I'm about to, probably i'll be boosting around the 16 psi
I've heard of people who had encountered fuel cut, i don't wan't to suffer that, 
Can cost you your engine

FCD actually i got it from a a guy very cheap, who's going on an stand alone system


----------



## Joel (Jun 11, 2003)

The problem is defeating fuel cut and then leaning out due to too much boost can also cost you your engine.
Im just concerned that adding an FCD isnt the best option for you. CA's are not known for hitting fuel cut at medium or even high boost levels (unlike say WRX's and R33's)

I cant help you with the wiring digram sorry, but my advice to you is when you put it on and turn up the boost, just keep an eye on the air fuel ratio using a wideband sensor. If you lean out too much at high RPM she will pop!

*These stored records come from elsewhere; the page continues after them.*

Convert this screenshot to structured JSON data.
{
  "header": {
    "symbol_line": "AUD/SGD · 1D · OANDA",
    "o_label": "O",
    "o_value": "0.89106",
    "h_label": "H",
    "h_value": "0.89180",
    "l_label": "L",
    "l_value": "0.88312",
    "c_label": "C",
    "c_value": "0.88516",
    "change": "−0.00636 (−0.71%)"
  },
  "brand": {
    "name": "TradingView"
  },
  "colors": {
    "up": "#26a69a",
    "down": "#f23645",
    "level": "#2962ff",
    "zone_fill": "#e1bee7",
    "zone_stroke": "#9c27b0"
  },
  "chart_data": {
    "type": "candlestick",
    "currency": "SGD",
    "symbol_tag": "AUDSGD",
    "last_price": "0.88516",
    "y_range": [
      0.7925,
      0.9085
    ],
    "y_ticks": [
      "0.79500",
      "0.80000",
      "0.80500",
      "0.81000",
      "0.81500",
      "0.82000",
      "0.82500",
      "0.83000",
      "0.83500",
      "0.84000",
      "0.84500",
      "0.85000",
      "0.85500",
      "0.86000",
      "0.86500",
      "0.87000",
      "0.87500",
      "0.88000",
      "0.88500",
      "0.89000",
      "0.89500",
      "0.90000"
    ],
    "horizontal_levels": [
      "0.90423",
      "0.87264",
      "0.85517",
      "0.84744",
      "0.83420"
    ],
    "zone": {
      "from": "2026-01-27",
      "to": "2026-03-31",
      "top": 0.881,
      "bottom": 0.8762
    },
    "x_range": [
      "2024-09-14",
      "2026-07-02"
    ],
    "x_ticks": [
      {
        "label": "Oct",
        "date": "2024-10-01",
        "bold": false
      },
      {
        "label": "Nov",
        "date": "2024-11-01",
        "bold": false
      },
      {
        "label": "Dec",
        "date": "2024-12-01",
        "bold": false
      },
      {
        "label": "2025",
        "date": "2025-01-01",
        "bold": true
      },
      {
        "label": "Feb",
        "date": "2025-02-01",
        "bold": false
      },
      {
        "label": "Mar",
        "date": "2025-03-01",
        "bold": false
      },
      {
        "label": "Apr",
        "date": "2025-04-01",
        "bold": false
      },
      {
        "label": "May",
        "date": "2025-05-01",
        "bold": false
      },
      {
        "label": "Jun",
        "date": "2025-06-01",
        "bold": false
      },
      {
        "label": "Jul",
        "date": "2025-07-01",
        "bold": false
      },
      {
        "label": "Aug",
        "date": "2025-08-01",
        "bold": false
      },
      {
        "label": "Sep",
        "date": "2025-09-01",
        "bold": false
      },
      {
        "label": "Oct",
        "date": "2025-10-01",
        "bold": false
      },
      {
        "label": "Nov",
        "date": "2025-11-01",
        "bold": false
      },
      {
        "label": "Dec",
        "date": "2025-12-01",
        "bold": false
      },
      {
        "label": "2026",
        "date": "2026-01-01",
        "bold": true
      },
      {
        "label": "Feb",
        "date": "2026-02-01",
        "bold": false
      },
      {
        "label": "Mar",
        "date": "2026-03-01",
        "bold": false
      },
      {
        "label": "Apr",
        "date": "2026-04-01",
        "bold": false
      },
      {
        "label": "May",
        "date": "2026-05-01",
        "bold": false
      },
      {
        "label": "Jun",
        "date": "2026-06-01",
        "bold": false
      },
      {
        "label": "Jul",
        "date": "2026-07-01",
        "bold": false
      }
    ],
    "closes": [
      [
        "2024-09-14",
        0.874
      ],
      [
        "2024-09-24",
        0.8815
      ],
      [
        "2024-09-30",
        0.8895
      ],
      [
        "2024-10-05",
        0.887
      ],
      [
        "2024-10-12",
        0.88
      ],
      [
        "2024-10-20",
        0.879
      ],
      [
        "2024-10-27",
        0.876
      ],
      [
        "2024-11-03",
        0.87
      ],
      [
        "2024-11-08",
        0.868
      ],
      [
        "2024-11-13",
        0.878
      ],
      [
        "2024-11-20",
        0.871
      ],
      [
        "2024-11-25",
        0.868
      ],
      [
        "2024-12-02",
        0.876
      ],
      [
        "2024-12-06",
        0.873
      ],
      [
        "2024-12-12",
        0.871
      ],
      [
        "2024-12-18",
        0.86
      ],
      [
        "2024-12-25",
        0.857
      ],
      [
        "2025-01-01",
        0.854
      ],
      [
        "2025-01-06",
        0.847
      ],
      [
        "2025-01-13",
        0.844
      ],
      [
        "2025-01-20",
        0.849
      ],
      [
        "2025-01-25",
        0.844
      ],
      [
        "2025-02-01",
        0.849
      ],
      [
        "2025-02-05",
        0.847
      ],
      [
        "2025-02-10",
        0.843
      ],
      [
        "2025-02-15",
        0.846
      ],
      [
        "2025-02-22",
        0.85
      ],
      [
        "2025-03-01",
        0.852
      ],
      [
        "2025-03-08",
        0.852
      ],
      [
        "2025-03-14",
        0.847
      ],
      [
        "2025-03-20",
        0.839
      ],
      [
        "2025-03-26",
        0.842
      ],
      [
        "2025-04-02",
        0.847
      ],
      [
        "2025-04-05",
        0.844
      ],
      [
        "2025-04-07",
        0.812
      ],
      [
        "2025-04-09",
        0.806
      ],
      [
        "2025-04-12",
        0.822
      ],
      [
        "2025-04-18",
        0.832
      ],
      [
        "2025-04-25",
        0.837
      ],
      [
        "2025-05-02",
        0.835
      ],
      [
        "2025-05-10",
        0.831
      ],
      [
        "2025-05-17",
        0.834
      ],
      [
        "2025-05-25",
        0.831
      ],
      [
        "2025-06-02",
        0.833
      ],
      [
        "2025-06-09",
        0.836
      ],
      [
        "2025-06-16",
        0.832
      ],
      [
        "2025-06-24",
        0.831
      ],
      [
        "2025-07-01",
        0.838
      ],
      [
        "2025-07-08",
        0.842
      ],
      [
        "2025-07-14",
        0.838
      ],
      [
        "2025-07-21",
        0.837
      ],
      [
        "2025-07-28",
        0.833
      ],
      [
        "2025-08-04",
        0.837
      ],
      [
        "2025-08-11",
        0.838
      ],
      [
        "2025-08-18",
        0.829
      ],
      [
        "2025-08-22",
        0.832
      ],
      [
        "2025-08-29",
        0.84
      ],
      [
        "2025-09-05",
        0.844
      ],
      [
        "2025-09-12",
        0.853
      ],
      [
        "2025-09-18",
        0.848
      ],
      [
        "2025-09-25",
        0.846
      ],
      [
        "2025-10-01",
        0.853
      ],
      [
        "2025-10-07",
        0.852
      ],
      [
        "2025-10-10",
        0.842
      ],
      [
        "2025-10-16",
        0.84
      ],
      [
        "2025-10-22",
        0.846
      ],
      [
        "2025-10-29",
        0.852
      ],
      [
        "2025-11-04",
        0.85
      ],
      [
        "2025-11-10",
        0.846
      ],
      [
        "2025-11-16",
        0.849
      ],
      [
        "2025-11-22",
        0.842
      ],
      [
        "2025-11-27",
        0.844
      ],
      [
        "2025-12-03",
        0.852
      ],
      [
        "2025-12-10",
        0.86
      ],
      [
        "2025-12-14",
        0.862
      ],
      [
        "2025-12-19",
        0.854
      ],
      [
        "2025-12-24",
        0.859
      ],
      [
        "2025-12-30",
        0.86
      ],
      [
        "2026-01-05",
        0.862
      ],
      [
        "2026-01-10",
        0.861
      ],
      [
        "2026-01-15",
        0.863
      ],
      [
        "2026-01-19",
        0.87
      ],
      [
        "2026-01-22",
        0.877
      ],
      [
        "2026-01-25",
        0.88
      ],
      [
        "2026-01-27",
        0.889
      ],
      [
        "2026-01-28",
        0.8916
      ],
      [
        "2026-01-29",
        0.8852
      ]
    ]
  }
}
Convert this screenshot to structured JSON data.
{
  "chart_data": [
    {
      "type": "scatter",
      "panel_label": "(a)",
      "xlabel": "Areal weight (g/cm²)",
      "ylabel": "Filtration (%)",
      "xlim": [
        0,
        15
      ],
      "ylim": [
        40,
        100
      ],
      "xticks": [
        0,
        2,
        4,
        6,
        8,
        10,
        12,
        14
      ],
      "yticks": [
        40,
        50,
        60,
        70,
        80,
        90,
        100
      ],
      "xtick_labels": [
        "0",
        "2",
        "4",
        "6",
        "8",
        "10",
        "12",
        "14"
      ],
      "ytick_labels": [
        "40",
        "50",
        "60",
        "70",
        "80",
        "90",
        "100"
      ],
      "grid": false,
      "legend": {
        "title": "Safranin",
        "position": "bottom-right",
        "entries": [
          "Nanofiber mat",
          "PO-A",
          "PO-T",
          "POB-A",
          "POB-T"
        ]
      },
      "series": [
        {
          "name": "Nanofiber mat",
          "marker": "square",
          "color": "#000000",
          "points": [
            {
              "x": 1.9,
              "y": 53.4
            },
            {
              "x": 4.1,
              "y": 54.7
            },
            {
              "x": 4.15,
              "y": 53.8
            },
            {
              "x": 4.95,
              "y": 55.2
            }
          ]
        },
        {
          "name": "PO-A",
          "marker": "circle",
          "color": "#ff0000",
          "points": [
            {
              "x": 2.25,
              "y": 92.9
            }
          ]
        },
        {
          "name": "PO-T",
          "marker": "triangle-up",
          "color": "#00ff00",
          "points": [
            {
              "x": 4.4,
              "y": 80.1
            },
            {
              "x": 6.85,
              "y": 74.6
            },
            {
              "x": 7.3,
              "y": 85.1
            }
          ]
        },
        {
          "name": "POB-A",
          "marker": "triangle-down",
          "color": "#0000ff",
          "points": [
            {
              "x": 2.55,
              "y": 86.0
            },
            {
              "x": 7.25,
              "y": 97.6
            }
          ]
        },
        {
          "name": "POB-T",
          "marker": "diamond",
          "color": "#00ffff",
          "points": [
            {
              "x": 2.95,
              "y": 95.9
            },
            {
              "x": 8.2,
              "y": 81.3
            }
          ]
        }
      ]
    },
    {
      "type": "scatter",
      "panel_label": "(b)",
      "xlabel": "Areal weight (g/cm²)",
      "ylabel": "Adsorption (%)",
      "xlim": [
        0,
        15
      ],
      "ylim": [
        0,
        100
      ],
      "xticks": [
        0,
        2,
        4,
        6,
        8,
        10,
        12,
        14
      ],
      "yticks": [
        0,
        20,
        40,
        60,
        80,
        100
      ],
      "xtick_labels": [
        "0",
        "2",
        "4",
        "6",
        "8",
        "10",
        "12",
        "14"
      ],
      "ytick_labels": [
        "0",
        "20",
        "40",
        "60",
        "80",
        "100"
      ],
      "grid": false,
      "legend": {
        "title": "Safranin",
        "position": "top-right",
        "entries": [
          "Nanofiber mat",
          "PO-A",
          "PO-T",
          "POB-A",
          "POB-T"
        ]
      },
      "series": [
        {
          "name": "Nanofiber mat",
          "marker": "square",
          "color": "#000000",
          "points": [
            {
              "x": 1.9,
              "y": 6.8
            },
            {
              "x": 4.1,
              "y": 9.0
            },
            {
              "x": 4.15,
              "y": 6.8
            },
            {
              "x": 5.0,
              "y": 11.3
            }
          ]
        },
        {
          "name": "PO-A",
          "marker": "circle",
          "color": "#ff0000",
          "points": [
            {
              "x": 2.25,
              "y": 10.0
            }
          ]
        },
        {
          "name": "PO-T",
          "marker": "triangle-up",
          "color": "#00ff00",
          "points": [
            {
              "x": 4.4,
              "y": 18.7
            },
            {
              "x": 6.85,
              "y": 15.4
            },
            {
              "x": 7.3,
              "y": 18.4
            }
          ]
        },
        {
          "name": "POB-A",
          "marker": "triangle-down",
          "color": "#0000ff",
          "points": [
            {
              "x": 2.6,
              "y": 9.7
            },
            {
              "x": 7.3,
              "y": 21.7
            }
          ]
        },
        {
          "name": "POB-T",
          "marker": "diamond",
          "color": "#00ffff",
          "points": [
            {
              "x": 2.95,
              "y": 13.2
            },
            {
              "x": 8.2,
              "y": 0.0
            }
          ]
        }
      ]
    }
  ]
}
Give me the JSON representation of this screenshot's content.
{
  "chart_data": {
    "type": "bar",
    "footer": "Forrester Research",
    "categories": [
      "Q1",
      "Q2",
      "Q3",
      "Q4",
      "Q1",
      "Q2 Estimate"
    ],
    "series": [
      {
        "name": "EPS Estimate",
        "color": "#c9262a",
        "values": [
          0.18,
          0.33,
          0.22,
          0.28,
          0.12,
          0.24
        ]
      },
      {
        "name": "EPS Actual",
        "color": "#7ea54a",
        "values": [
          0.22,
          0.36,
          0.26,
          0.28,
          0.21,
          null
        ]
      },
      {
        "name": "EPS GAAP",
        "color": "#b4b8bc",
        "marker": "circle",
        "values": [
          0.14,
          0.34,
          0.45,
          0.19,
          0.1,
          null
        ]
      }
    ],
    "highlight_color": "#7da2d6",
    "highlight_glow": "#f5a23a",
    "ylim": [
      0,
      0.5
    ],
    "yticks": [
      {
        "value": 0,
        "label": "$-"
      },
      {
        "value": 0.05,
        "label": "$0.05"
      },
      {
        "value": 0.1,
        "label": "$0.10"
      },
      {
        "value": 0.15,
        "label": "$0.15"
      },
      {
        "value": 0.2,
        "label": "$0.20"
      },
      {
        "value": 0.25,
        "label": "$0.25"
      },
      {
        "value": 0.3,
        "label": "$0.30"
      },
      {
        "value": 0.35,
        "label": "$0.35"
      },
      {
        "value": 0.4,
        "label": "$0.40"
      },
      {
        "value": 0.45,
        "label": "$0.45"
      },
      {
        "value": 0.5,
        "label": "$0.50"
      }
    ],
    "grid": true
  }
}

You also may want to look into installing a malpassi fuel reg (rising rate) to squeeze a bit more fuel pressure out of the injectors and a good, high flow fuel pump. These can help against leaning out top end.

What turbo you using?


----------



## [email protected] (Jun 13, 2004)

Thanks for your tips
I will keep them in mind
i will keep both eyeson the A/f 
Currently i'm ussing the stock one T25, but for my plans i'm going to put ta T3/T4. also i''l be removing the stock IC for a front mounted


----------



## azRPS13 (Jun 7, 2003)

Isn't it bad to boost the T25 @ 16psi? Esspecially with a SMIC?


----------



## Joel (Jun 11, 2003)

ummm yeah... dont boost a CA T25 past 12psi on the stock sidemount or 14 with a front mount. After 14 its just blowing hot air.
Unless you get a S15 T28 or larger on there dont bother with the FCD. Youll never hit fuel cut with the stock turbo.


----------



## [email protected] (Jun 13, 2004)

That's why i got the FCD , cuase i'm going fot the T3/T4, and frontmount.
To be sure not to hit the Fuelcut


----------